Ensure that you have a good way of generating cache identifiers for your GraphQL client though!

(Note: the GraphQL Global Object Identification Specification was previously known as the Relay Global Object Identification Specification, but it is not specific to Relay and is a general best practice for GraphQL APIs.)

More On the Relay Preset

If having both id: ID! and rowId: Int! in your schema bothers you (as it should!), you should consider using the postgraphile/presets/relay preset. This preset will hide raw primary keys from most of the schema, and will use global object identifiers instead - not just in the query schema but also in mutations and filtering (and, with a little guidance, in function inputs).

graphile.config.mjs
import { PostGraphileAmberPreset } from "postgraphile/presets/amber";
import { PostGraphileRelayPreset } from "postgraphile/presets/relay";

export default {
extends: [
PostGraphileAmberPreset,
PostGraphileRelayPreset,
//...
],
// ...
};

Globally Unique ID Structure

In GraphQL a globally unique ID should be treated as an "opaque" value: you should not extract values from inside it in your application. Though the globally unique ID is stable for the same object, when new objects are created there is no guarantee that their new ID will conform to the same encoding.
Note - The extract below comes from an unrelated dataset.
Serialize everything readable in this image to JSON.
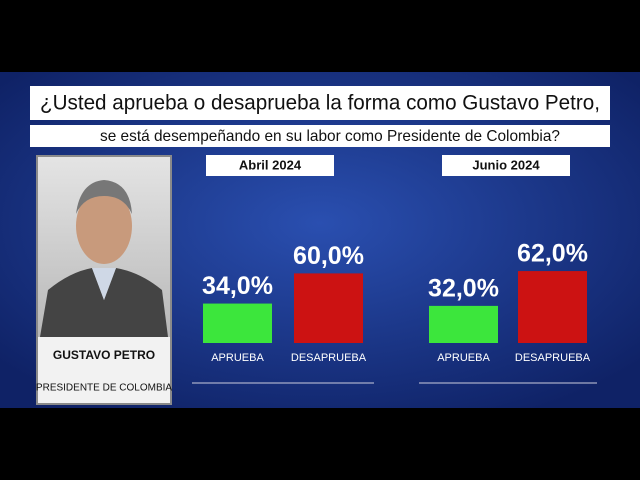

That said, it is generally easy to extract details from PostGraphile's globally unique IDs. Take for example the unique ID WyJQb3N0IiwxXQ==. By base64 decoding this value, we can see the data in it is ["Post",1]. This states that it is for the Post GraphQL type, and the associated primary key value is 1. (If you are using the V4 preset then nodeIds will use the table name (or a derivative thereof) rather than the GraphQL type name.)

Thus, using globally unique IDs does not make your primary keys unobtainable, and doing so is not a goal of globally unique IDs. Should you need your primary keys to be meaningless, you should use an approach like UUIDv4 or a Feistel cipher.